March 29, 2020
2020 Crop Insurance Guarantees About Even for Corn & Soybeans
By Brent Gloy
Given all of the other news that is floating around, it isn’t surprising that we haven’t heard a lot of discussion around the 2020 crop insurance guarantees. We usually look to these guarantees to get an indication of whether the prices provide a nudge toward either corn or soybeans.
Guarantees Lower Yet Again
The initial price guarantee level was $3.88 for corn and $9.17 for soybeans. Both of these prices are the lowest seen for some time. Since 2007, the crop insurance guarantee for corn has only been lower in 2016 when it clocked in at $3.86. For soybeans, the price was also lower in 2016, 2009, and 2007. Bottom line, the guarantee prices are toward the bottom of what we have seen in the last 14 years.
When evaluating the attractiveness of these crops, we like to calculate the the revenue guarantees and compare them to the costs of production. We have used an 80% revenue guarantee and the Purdue crop budgets for high productivity cropland as the basis for this comparison.

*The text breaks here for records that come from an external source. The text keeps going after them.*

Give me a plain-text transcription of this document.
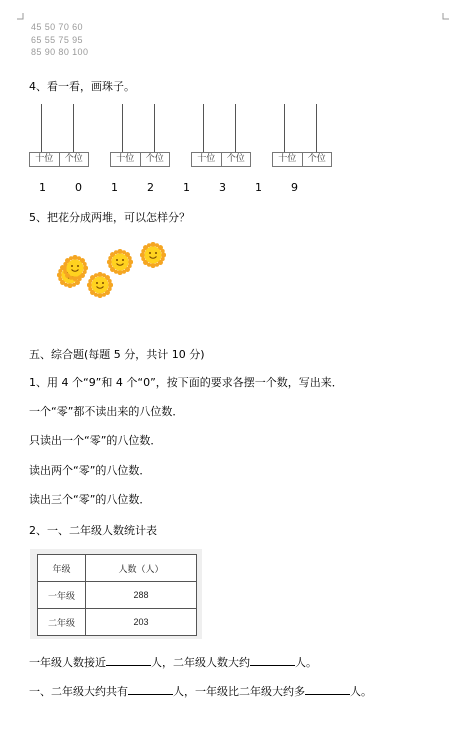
45 50 70 60
65 55 75 95
85 90 80 100
4、看一看，画珠子。
十位	个位	十位	个位	十位	个位	十位	个位
1	0	1	2	1	3	1	9
5、把花分成两堆，可以怎样分？
五、综合题(每题 5 分，共计 10 分)
1、用 4 个“9”和 4 个“0”，按下面的要求各摆一个数，写出来．
一个“零”都不读出来的八位数．
只读出一个“零”的八位数．
读出两个“零”的八位数．
读出三个“零”的八位数．
2、一、二年级人数统计表
年级	人数（人）
一年级	288
二年级	203
一年级人数接近	人，二年级人数大约	人。
一、二年级大约共有	人，一年级比二年级大约多	人。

In table 1 we show the situation for corn since 2007. In 2020 (the last row of the table) you can see that the revenue guarantee is $655 per acre (211 bushels per acre yield). Purdue’s estimate of the variable costs is $435 per acre. This means that under an 80% revenue policy, the crop insurance guarantee exceeds variable costs by $220 per acre. This is actually a bit higher than last year because variable costs are forecast at $35 per acre less than in 2019. The net guarantee is $37 dollars short of covering the cost of land rent. This is not unusual. The last time the net guarantee was sufficient to cover land costs was 2014.
Table 2 shows the same calculations for soybeans. The revenue guarantee for soybeans is considerably less than for corn, but it is important to understand that the variable costs are also significantly lower. The end result is that the net guarantee is slightly larger for soybeans than for corn.
No Clear Advantage
The difference between the last two columns of tables 1 and 2 are shown in Figure 1. In this case, bars above $0 indicate a net guarantee advantage for soybeans and those below $0 favor corn. As you can see, soybeans have held an advantage every year since 2014. However, it is also worth pointing out that at $7 per acre, this is the smallest advantage for soybeans in the last 7 years. In other words, based on the guarantees alone, soybeans are as unattractive as they have been in the last 7 years.
Figure 1. Soybean Net Guarantee Advantage Over Corn, Indiana 2007-2020.
Wrapping it Up
It may be surprising, but the budgets here showed a very slight advantage to soybeans over corn. There are a couple of things to keep in mind though. First, this is the smallest net guarantee advantage seen since 2013. From 2007 to 2013, U.S. acres were heavily weighted toward corn acres. It is also important to understand that there are a lot of regional differences in the relative attractiveness of soybeans versus corn. In our experience, Indiana tends to be a state where soybeans are more favored economically over some other regions. In other words, just because soybeans show a slight advantage in Indiana, don’t expect that the same advantage shows up in all regions. Second, the advantage is rather small, meaning that the signal isn’t really strong either way.
Last year saw a large decline in soybean acreage relative to corn. However, it is important to remember that much of that shift was likely caused by the planting conditions of 2019. What would have happened absent those conditions is impossible to know. The thing we have to take away from the analysis here is that corn is at least as attractive to growers in the region encompassing Indiana as it has been for some time.
There will likely be many changes that take place in the markets heading into planting. The uncertainty at this point in time is as great as any that we can remember. Many factors will likely come into play. One that we didn’t discuss extensively is that the variable costs of planting and producing soybeans are much lower than corn. How all of this plays out will be determined in the near future.